Some of the domestic manufacturers feel this is a step in the right direction, but they virtually unanimously and vehemently disagree with Engler's characterization of NAM's role in "leading the charge" on China's currency. "NAM has opposed every piece of legislation with any enforcement teeth in it," says a DMG e-mail rebutting NAM's claim. "Its idea of tough enforcement is a higher pile of required reports from the Treasury."

NAM supported filing a Section 301 case, then opposed it, resulting in a split in the Fair Currency Alliance in August 2004, said the e-mail. The China Currency Coalition, of which NAM is not a member, has been pushing the issue ever since. NAM's Coalition for a Sound Dollar, says the e-mail, raised some awareness on the issue in 2003 and 2004, but it has "ceased to function," says the DMG analysis. "It has not even met this year, even as the trade and current account deficits spiraled to unprecedented levels."

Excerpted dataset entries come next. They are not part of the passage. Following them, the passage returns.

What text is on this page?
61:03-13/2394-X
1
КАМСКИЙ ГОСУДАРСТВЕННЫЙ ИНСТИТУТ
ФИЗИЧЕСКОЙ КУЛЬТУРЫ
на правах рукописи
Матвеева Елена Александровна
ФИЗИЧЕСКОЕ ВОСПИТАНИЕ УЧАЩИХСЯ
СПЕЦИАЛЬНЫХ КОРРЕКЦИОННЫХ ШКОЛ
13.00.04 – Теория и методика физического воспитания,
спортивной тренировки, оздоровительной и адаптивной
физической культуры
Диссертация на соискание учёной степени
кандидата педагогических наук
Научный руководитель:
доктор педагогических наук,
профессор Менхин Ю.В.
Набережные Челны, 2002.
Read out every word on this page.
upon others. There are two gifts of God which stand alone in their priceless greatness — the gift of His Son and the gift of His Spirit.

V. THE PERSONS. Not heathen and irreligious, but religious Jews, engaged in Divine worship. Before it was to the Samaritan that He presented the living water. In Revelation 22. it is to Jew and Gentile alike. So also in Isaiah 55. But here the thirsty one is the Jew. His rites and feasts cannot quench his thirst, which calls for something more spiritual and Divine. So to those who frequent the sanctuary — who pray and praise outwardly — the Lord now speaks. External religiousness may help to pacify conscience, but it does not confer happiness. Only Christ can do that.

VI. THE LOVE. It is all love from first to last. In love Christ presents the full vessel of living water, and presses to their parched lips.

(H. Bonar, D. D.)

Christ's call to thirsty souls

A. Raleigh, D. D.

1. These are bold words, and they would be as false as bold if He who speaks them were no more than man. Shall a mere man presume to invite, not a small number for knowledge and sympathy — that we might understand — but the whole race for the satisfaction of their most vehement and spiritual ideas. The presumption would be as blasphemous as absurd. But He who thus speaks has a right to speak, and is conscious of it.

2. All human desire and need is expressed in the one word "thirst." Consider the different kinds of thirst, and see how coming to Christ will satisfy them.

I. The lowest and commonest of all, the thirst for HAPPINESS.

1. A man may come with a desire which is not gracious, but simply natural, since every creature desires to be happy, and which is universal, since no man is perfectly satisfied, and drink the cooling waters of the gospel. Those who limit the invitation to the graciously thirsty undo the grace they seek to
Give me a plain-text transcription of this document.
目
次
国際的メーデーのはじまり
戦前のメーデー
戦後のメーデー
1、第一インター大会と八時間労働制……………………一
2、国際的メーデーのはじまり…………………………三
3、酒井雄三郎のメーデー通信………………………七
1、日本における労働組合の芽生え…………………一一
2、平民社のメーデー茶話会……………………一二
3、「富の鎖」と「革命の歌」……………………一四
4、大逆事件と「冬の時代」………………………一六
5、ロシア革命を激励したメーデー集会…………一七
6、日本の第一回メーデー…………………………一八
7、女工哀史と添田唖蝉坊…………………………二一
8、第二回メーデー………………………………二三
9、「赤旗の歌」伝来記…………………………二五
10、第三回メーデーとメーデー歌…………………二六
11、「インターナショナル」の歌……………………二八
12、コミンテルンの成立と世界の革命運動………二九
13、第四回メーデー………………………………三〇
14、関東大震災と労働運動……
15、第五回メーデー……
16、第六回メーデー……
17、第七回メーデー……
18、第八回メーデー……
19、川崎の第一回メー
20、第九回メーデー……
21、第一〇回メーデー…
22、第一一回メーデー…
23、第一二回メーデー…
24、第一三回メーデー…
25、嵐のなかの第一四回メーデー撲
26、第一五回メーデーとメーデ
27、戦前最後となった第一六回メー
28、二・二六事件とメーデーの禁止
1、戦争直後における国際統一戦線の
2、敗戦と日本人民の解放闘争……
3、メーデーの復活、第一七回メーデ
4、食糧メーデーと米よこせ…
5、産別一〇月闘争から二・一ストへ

Moreover, NAM has worked "overtime to frustrate the clear will of the majority of its members for meaningful action on currency problems. This campaign reached a new low when NAM commissioned a poorly argued and fundamentally flimsy attack on HR 1498, embraced its novel arguments uncritically and then sent the document out to all board members as if it were the last word on the subject."

If NAM insists on taking credit for "leading the charge" on the China currency issue, then "it should get commensurate credit for the results to date: a further weakening of the renminbi since July 20, 2005 in real terms (i.e. when taking account of China's inflation), This is not the sort of 'meaningful results' that America's manufacturers require." Finally, says the e-mail, "Gov. Engler by his actions and words, both in private as well as in public, seems to be saying to NAM's silent majority that numbers many thousands: please remain silent; do not participate in our committee deliberations, do not exercise your right to a proxy; just keep sending your dues checks."

NAM doesn't deserve such criticism, says Pat Cleary, NAM senior vice president of communications. The issue "is on everybody's screen and that's great," he says. "There are not a lot of organizations in this town that are going to thrash this out. Nobody walked away from [the NAM board of directors meeting] thinking that this an issue that's going to go away. Everybody knows this is a huge issue for us as an organization and one that we're going to have to continue to deal with."

Adds Frengel: "The conversation in D.C. is changing and it is all moving in our direction. We haven't won the big votes yet. We haven't gotten anywhere near winning them, but when we look at the progress we've made compared to this small setback, we're pretty pleased. We're not going to run away."